When we consider the efficiency differences in training however:
| Name | Training (sec/it) | Max allocated GPU mem (%) |
|---|---|---|
| Base | 6.9096 ± 0.0537 | 36.2470 ± 0.0075 |
| Mixed | 2.9857 ± 0.0122 | 16.82861 ± 0 |
Mixed precision substantially improves training efficiency, reducing per-iteration latency by more than half with very small variance across seeds. The GPU memory utilisation is only what is allocated rather than what was used so acts as an upper bound, but we can see the mixed precision model required less than half the memory of the base model.

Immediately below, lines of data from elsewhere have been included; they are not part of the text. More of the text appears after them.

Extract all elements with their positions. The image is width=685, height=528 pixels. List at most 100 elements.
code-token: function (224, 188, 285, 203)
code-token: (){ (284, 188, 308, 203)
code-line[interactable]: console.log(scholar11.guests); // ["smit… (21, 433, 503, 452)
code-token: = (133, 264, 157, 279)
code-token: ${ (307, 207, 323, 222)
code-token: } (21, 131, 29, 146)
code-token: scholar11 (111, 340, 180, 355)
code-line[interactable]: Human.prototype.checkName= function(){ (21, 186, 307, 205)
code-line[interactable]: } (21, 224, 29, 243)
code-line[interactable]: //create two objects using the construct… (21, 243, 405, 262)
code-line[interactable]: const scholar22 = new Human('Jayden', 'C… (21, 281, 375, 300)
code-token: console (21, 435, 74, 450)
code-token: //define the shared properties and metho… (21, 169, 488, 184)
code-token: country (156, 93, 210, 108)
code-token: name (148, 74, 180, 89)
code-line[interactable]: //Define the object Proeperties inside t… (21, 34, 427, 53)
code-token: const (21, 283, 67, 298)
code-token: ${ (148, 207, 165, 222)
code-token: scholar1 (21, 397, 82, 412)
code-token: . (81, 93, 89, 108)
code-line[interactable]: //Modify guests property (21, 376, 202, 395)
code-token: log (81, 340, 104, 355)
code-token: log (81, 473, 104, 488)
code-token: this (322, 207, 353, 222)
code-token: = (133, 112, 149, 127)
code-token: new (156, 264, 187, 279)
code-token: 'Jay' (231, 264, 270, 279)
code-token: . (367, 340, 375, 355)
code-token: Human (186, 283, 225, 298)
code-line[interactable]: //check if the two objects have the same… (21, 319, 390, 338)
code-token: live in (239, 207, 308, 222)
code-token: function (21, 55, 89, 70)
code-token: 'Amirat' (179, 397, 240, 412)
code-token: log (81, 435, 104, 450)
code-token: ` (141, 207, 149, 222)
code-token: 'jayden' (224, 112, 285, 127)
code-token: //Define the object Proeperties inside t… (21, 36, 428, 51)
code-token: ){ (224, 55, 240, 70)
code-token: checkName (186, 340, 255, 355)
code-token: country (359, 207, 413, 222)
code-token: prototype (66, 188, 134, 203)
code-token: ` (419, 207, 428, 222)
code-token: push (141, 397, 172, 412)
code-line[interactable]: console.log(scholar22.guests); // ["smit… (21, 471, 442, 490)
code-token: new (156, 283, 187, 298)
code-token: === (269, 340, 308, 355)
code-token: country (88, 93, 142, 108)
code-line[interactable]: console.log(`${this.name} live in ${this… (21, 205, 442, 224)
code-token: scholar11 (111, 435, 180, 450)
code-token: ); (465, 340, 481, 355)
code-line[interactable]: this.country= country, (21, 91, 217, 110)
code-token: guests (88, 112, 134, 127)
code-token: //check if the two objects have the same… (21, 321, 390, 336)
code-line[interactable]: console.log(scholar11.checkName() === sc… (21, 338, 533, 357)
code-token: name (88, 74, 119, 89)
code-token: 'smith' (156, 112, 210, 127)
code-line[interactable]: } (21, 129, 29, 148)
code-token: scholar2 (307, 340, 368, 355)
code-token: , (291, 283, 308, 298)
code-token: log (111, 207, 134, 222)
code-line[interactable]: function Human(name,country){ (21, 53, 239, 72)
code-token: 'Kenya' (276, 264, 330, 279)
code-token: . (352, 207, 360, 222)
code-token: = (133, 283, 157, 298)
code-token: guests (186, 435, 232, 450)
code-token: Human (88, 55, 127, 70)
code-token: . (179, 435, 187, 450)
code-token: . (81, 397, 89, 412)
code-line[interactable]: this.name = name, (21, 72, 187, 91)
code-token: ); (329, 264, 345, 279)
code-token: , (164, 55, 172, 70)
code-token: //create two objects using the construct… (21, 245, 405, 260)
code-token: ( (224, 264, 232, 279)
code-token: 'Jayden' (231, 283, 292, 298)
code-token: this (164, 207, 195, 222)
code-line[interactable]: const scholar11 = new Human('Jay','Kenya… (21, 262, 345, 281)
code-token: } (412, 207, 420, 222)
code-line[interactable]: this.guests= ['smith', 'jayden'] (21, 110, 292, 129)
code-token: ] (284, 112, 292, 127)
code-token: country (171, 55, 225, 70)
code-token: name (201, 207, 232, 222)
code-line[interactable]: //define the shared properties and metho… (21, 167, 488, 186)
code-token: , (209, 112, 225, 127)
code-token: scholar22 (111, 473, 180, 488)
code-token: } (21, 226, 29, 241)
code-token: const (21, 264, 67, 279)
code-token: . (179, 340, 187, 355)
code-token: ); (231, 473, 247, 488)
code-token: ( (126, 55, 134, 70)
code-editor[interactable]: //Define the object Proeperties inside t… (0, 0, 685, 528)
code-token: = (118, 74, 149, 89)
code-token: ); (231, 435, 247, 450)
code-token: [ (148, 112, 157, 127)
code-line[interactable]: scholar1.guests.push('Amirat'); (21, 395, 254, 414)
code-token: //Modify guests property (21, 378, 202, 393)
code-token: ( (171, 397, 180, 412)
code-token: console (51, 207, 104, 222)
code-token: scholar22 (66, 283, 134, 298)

If we consider the large training gains against the relatively minor inference performance loss, it’s conceivable that in a real-world setting we might choose mixed precision as the default model.
We briefly explored inference-time quantisation, but as it did not yield improvements, it was not pursued further. Inference time for the evaluation model was measured on CPU during result gener- ation, with a single forward pass producing the full 24-hour forecast taking approximately 1–2 ms. Given the once-daily forecasting cadence, inference latency does not represent a practical bottleneck in this setting.
Conclusion
The model shows a clear improvement over all baselines, especially in times of high volatility. Ablation studies show the model is particularly sensitive to the inclusion of historical prices at a later stage in the architecture, and various methods of handling future weather predictions offer comparatively smaller, though consistent, improvements.
One area for further research would be to alter the architecture to reduce the dominance of historical prices. Preliminary experiments explored models that attempted to predict the difference from the price at the same hour yesterday, rather than a raw price (i.e. time series differencing) but the models were reluctant to deviate too much from that value. It’s possible the injection of prices so late in the model is having a similar (albeit less pronounced) effect.
Given fewer compute constraints, more exploration of hyperparameter settings would be valuable. Whilst the staged optimisation strategy used here enabled effective tuning within the resource limits, a joint optimisation over architectural, optimisation and data-related parameters may uncover additional high-performing configurations that were missed in our staged approach, due to focusing on local minima in the preceding stage.
In summary, this work shows that a deep learning model can effectively learn the relationship between weather-driven generation, demand patterns and electricity prices under the assumption of perfect future weather forecasts, with particularly strong performance in volatile regimes.